With a private membership and 36-holes, the Oasis Golf Club in Mesquite is slightly different from its counterparts in Mesquite, but for dazzling elevated tee shots into canyon crevices, surrounding housing, and gorgeous backdrops, its two engaging layouts are in keeping with the overall playing themes of neighboring Falcon Ridge or Wolf Creek.
Make no mistake about it, the Oasis Golf Club is also open to public play and is located maybe a scant 90 seconds drive or five-minute walk from much of the hotel/casino action in town. In fact, if you follow The Golf Channel’s “Big Break” television competition, you will recall the dazzling vistas that competitors faced when The Palmer Course hosted the television show.
The Palmer Course is the older of the two Oasis layouts and was designed principally by Ed Seay while The Canyons Course was partially routed by Seay with Dave Druzisky completing the final nine routing and doing all the construction and shaping. Members and visitors alike are usually evenly split as to which is the better or more favored of the two layouts. Both play relatively short with The Palmer extending to 6,633 yards and The Canyons only 6,408 from the tips. The nice thing is that if you tire of one, the other layout provides you with a nice change of pace.
The 162-yard 7th hole on The Palmer Course sits “Atop of the World” on one of the highest points on the course and is a dazzling all-or-nothing affair over the canyon to a smallish sloping putting surface. Shown above is a view from the green back toward the tee.
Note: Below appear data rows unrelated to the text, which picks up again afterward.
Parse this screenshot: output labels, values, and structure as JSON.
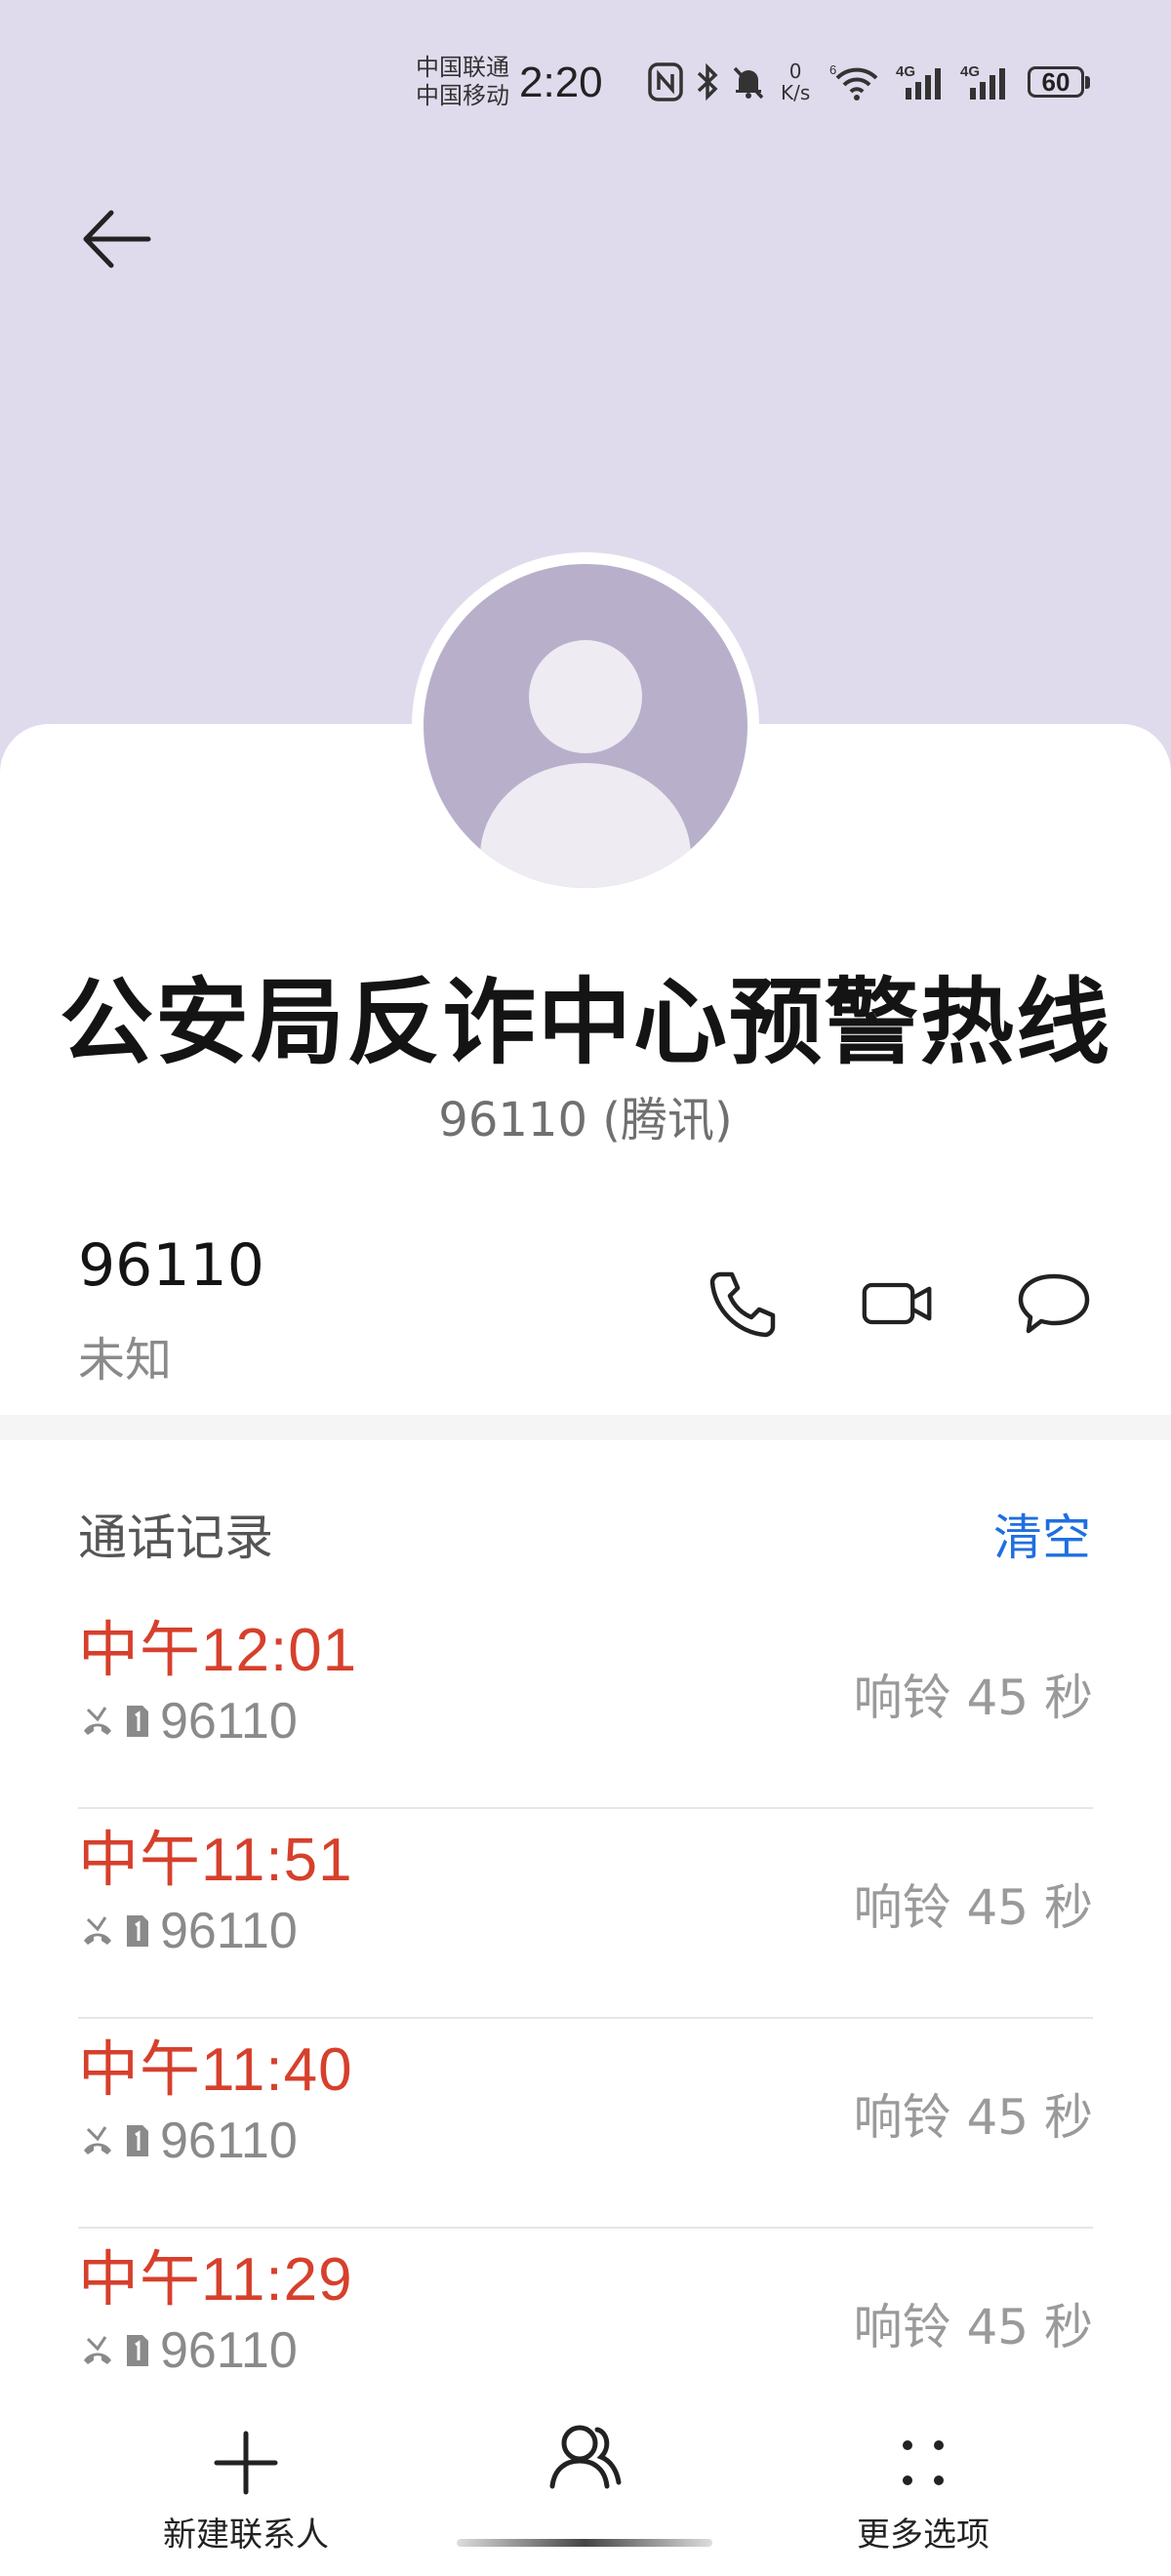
{
  "status_bar": {
    "carrier1": "中国联通",
    "carrier2": "中国移动",
    "time": "2:20",
    "net_speed_value": "0",
    "net_speed_unit": "K/s",
    "wifi_label": "6",
    "signal1_label": "4G",
    "signal2_label": "4G",
    "battery": "60"
  },
  "contact": {
    "name": "公安局反诈中心预警热线",
    "subtitle": "96110 (腾讯)",
    "number": "96110",
    "number_type": "未知"
  },
  "call_log": {
    "title": "通话记录",
    "clear_label": "清空",
    "records": [
      {
        "time": "中午12:01",
        "number": "96110",
        "duration": "响铃 45 秒"
      },
      {
        "time": "中午11:51",
        "number": "96110",
        "duration": "响铃 45 秒"
      },
      {
        "time": "中午11:40",
        "number": "96110",
        "duration": "响铃 45 秒"
      },
      {
        "time": "中午11:29",
        "number": "96110",
        "duration": "响铃 45 秒"
      }
    ]
  },
  "bottom_nav": {
    "new_contact": "新建联系人",
    "more_options": "更多选项"
  },
  "colors": {
    "header_bg": "#e0dbec",
    "avatar_bg": "#b8b0cb",
    "missed_red": "#d6402c",
    "accent_blue": "#1f6fe0"
  }
}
For my money, I slightly prefer The Palmer Course, but wouldn’t argue if you like The Canyons Course better. Playing The Palmer Course years before, revisiting it again impressed me with the spectacular elevated tee shot vistas on nearly half the holes. The par-five 5th and 8th holes will definitely have you reaching for your camera and because of the drops in elevation, a powerful straight drive may have you possibly putting for an eagle. Several more elevated tee shots are nearly as impressive, but in spite of several distinctly uphill holes, the layout plays relatively short. This is a test of accuracy where it may pay you dividends to keep your driver in the bag as some fairways become more narrow the longer you hit it. The course not only has some strategically placed bunkers, but a fair amount of water bordering both fairway landing areas and the greensites. Aside from the obvious scenic tee shots, I particularly enjoy the shorter to medium length par-fours that play as good as they look.
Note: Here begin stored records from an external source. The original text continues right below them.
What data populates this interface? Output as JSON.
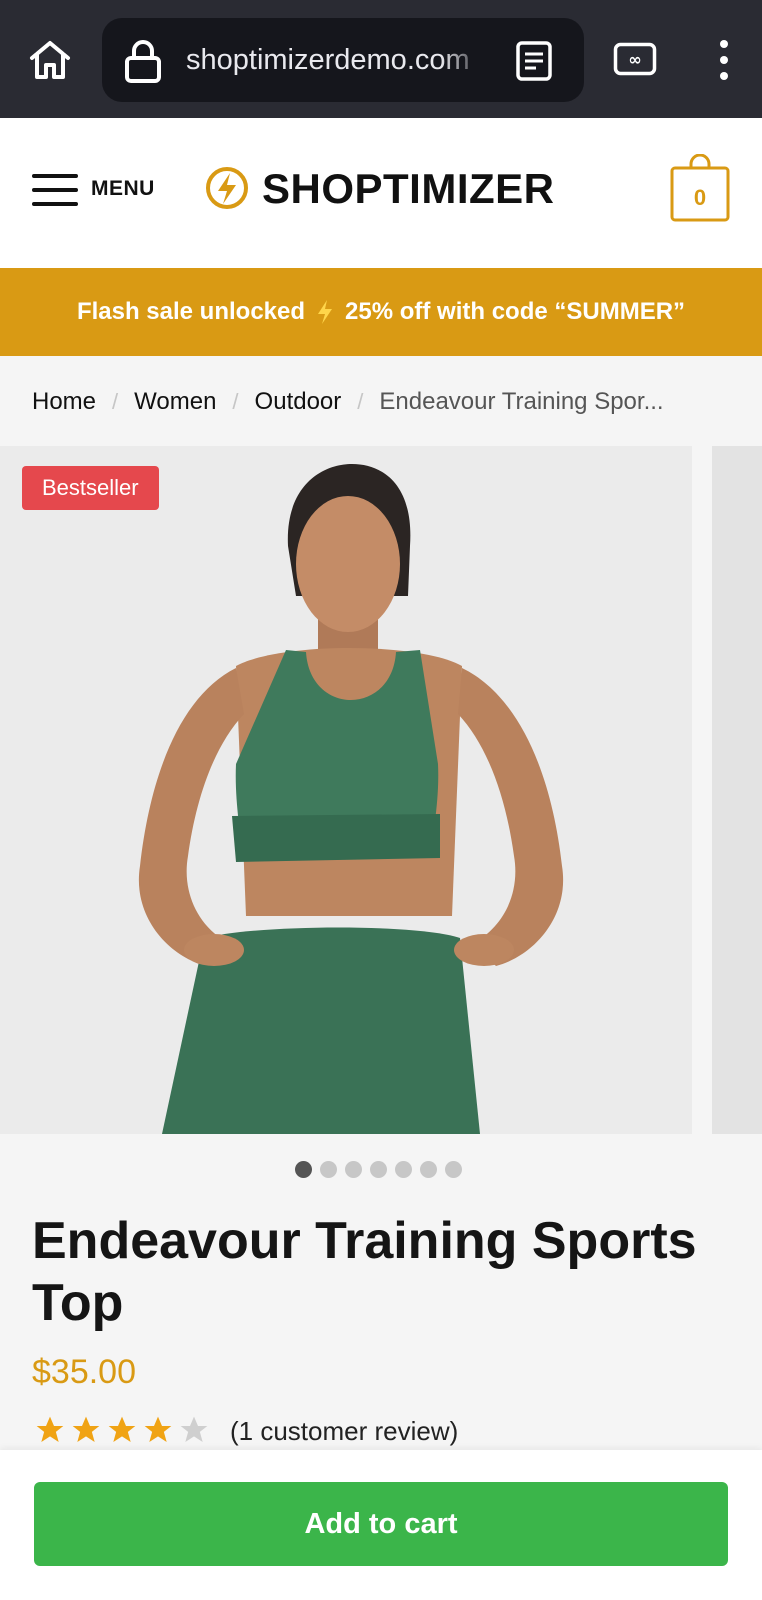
{
  "browser": {
    "url": "shoptimizerdemo.com",
    "icons": [
      "home-icon",
      "lock-icon",
      "reader-mode-icon",
      "tab-switcher-icon",
      "more-options-icon"
    ]
  },
  "header": {
    "menu_label": "MENU",
    "logo_text": "SHOPTIMIZER",
    "cart_count": "0",
    "brand_color": "#d99a14"
  },
  "promo": {
    "text_left": "Flash sale unlocked",
    "text_right": "25% off with code “SUMMER”",
    "background": "#d99a14"
  },
  "breadcrumb": {
    "items": [
      "Home",
      "Women",
      "Outdoor"
    ],
    "current": "Endeavour Training Spor..."
  },
  "gallery": {
    "badge": "Bestseller",
    "badge_color": "#e5484d",
    "active_slide": 1,
    "slide_count": 7
  },
  "product": {
    "title": "Endeavour Training Sports Top",
    "price": "$35.00",
    "rating": 4,
    "rating_max": 5,
    "review_text": "(1 customer review)"
  },
  "sticky_bar": {
    "add_to_cart_label": "Add to cart",
    "button_color": "#3bb54a"
  }
}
Several of the holes on The Palmer Course are attractively routed between canyons on either side. Shown above is the 396-yard 15th.
Like its older counterpart, The Canyons Course features a rough desert terrain with a similar style of bunkering and shaping along with the numerous water hazards. If there is a controversial hole on The Canyons, it is the par-four dogleg-left 6th hole. For the truly accomplished player, it may be a simple lay-up iron/hybrid off the tee and little more than a mid-iron into the green. For everyone else, the sixth is perhaps the most challenging hole on the course even for the fairly advanced player at 394-downhill yards. For the casual players, it effectively plays as a par-five even though the hole only ranges between 284-379-yards depending on tee marker placement. The tricky thing is that it twists blindly and severely around a giant hillside and then there is water guarding the entire right side of the fairway and any approach shot. The point that makes it very difficult for the weaker player is that there is relatively little room for any lay-ups once you can see the putting surface – and tons of trouble!
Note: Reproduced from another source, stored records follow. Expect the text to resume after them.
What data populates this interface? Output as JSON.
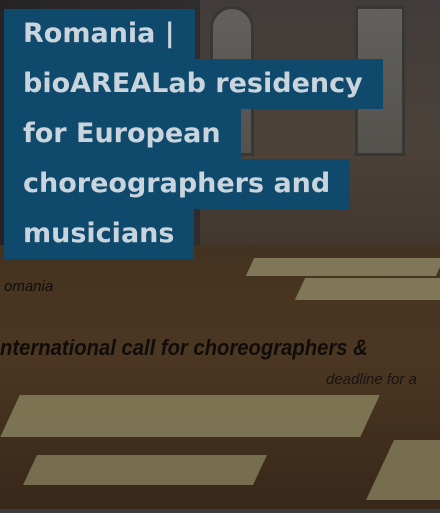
{
  "card": {
    "title_lines": [
      "Romania |",
      "bioAREALab residency",
      "for European",
      "choreographers and",
      "musicians"
    ],
    "image_text": {
      "country": "omania",
      "call": "nternational call for choreographers &",
      "deadline": "deadline for a"
    }
  },
  "colors": {
    "title_background": "#0f4a6d",
    "title_text": "#c9d4dc"
  }
}
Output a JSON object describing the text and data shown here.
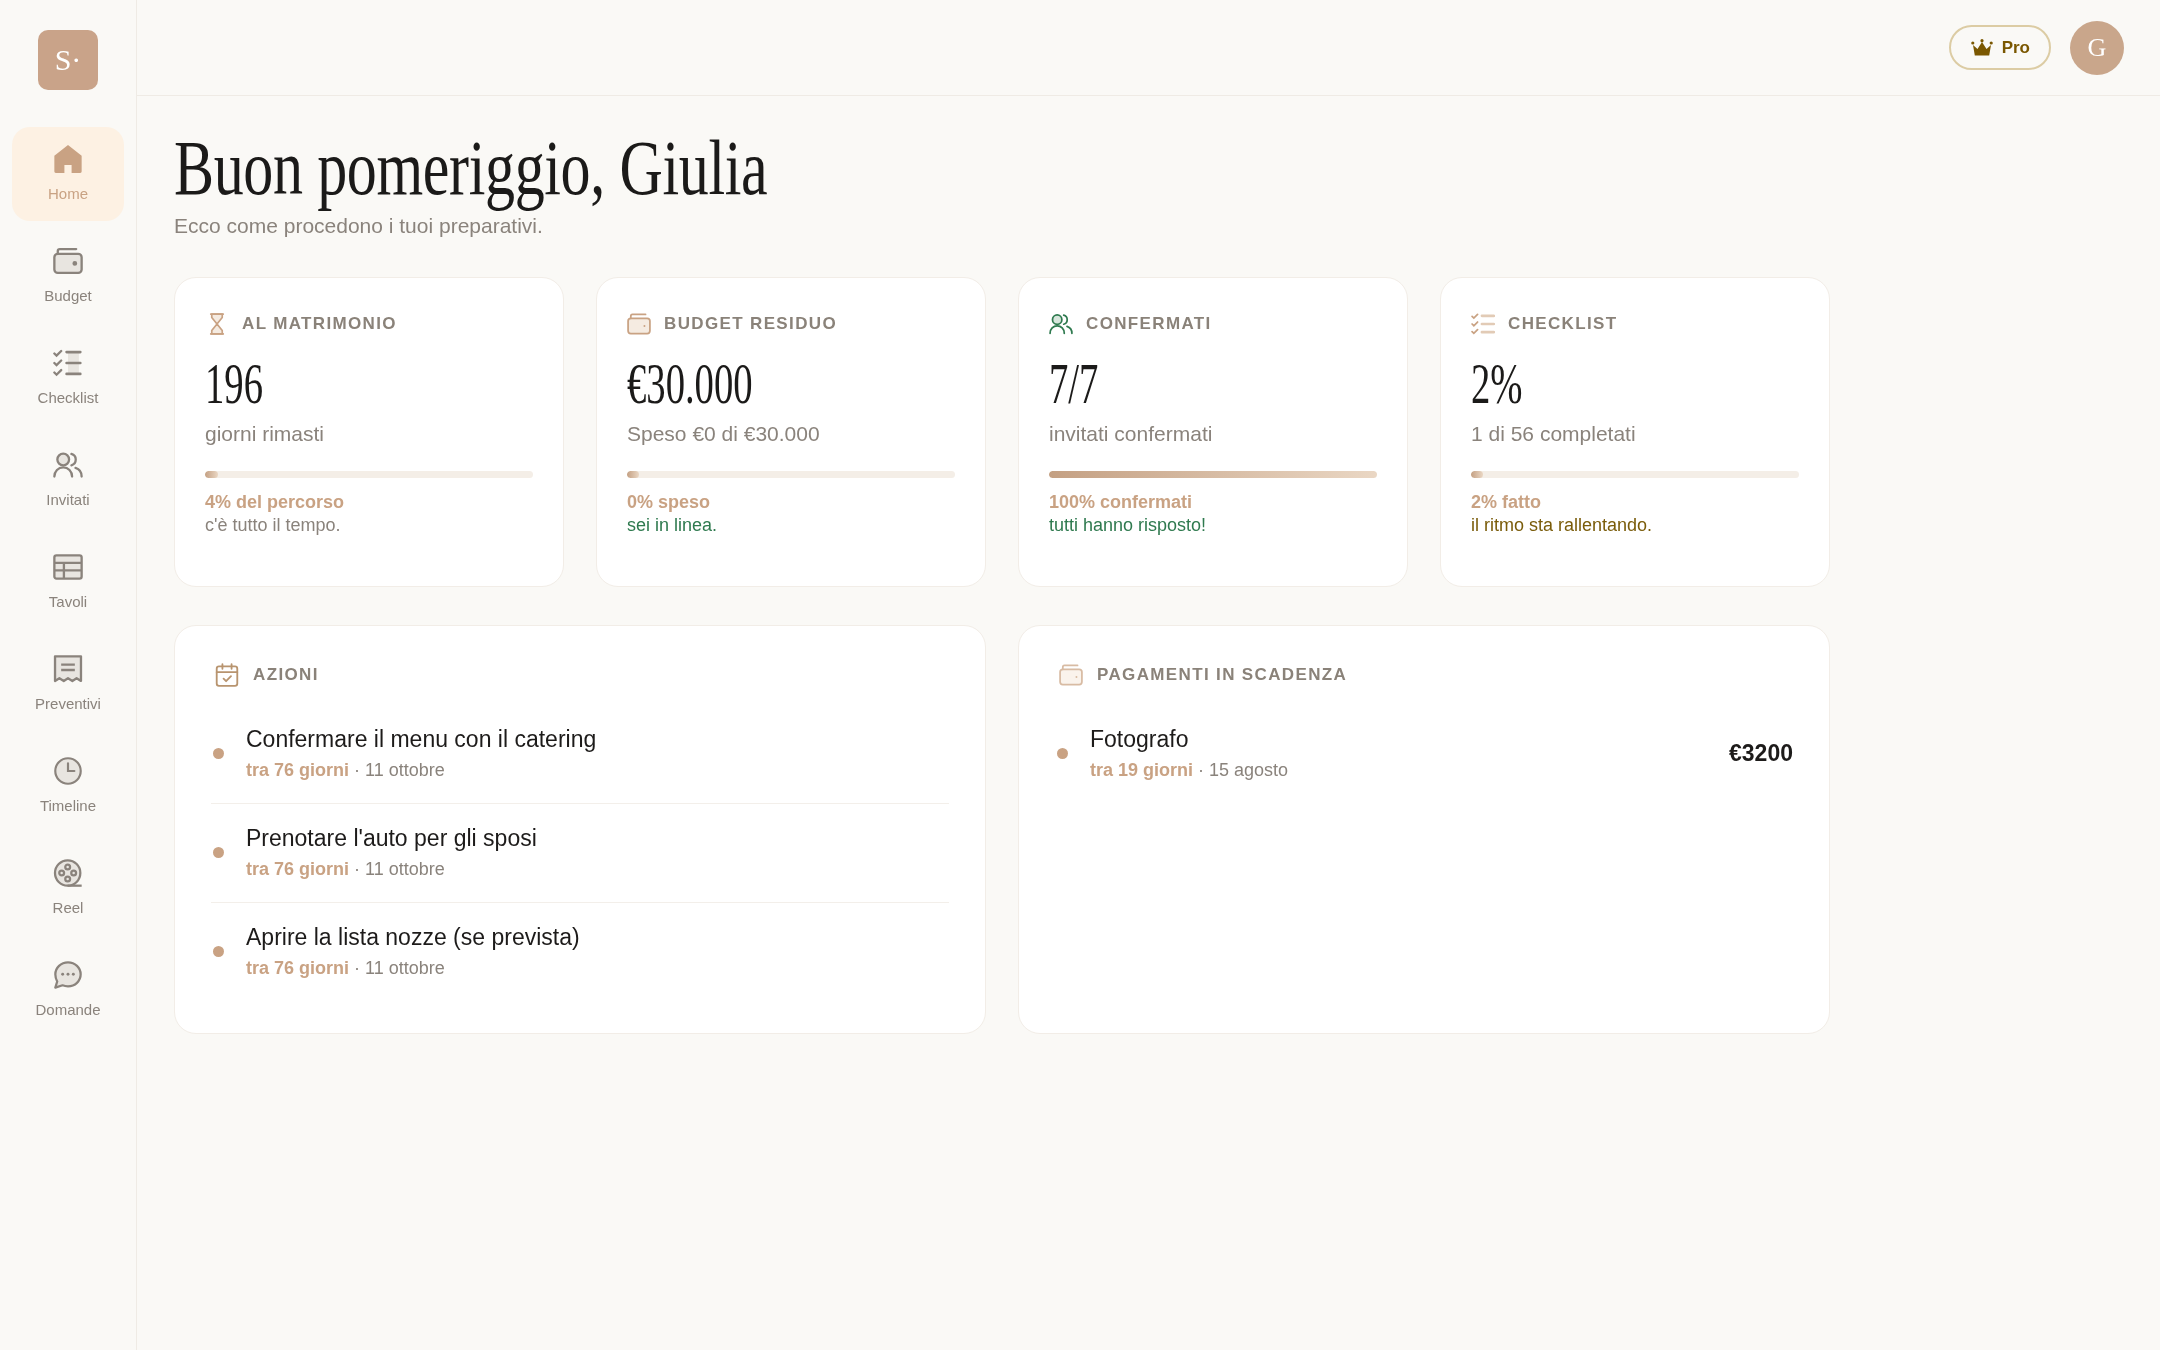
{
  "sidebar": {
    "logo": "S·",
    "items": [
      {
        "label": "Home",
        "kind": "home",
        "selected": true
      },
      {
        "label": "Budget",
        "kind": "budget",
        "selected": false
      },
      {
        "label": "Checklist",
        "kind": "checklist",
        "selected": false
      },
      {
        "label": "Invitati",
        "kind": "guests",
        "selected": false
      },
      {
        "label": "Tavoli",
        "kind": "tables",
        "selected": false
      },
      {
        "label": "Preventivi",
        "kind": "quotes",
        "selected": false
      },
      {
        "label": "Timeline",
        "kind": "timeline",
        "selected": false
      },
      {
        "label": "Reel",
        "kind": "reel",
        "selected": false
      },
      {
        "label": "Domande",
        "kind": "questions",
        "selected": false
      }
    ]
  },
  "header": {
    "plan_button": "Pro",
    "avatar": "G"
  },
  "greeting": {
    "title": "Buon pomeriggio, Giulia",
    "subtitle": "Ecco come procedono i tuoi preparativi."
  },
  "stats": [
    {
      "kind": "countdown",
      "label": "AL MATRIMONIO",
      "value": "196",
      "caption": "giorni rimasti",
      "level": 0.04,
      "progress_text": "4% del percorso",
      "note": "c'è tutto il tempo.",
      "color": "#8a837c"
    },
    {
      "kind": "budget",
      "label": "BUDGET RESIDUO",
      "value": "€30.000",
      "caption": "Speso €0 di €30.000",
      "level": 0,
      "progress_text": "0% speso",
      "note": "sei in linea.",
      "color": "#2f7a4f"
    },
    {
      "kind": "guests",
      "label": "CONFERMATI",
      "value": "7/7",
      "caption": "invitati confermati",
      "level": 1,
      "progress_text": "100% confermati",
      "note": "tutti hanno risposto!",
      "color": "#2f7a4f"
    },
    {
      "kind": "checklist",
      "label": "CHECKLIST",
      "value": "2%",
      "caption": "1 di 56 completati",
      "level": 0.02,
      "progress_text": "2% fatto",
      "note": "il ritmo sta rallentando.",
      "color": "#7a5c0a"
    }
  ],
  "actions": {
    "title": "AZIONI",
    "items": [
      {
        "title": "Confermare il menu con il catering",
        "meta": "**tra 76 giorni** · 11 ottobre"
      },
      {
        "title": "Prenotare l'auto per gli sposi",
        "meta": "**tra 76 giorni** · 11 ottobre"
      },
      {
        "title": "Aprire la lista nozze (se prevista)",
        "meta": "**tra 76 giorni** · 11 ottobre"
      }
    ]
  },
  "payments": {
    "title": "PAGAMENTI IN SCADENZA",
    "items": [
      {
        "title": "Fotografo",
        "meta": "**tra 19 giorni** · 15 agosto",
        "amount": "€3200"
      }
    ]
  }
}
The Canyon Course’s 163-yard fourth hole highlights the green golf course against its rugged desert surrounds as well as the requirement for sage club selection.
The 434-yard tenth hole is the other stout challenge though water comes into play in a tricky way on a couple of other holes. That together with three drop-shot par-threes requires astute club selection. The Canyons definitely qualifies as a “local knowledge” layout and wayward tee shots spell disaster. With some experience playing here and no wind, however, the elite player should be able to post a good score here.
With their expansive practice range, short-game area, and attractive clubhouse, there is much to enjoy at The Oasis Golf Club – a really fun two-course attraction with either layout deserving of being part of your Mesquite golfing adventure.
Birdies are waiting at the downhill 514-yard par-five 16th on The Canyons Course.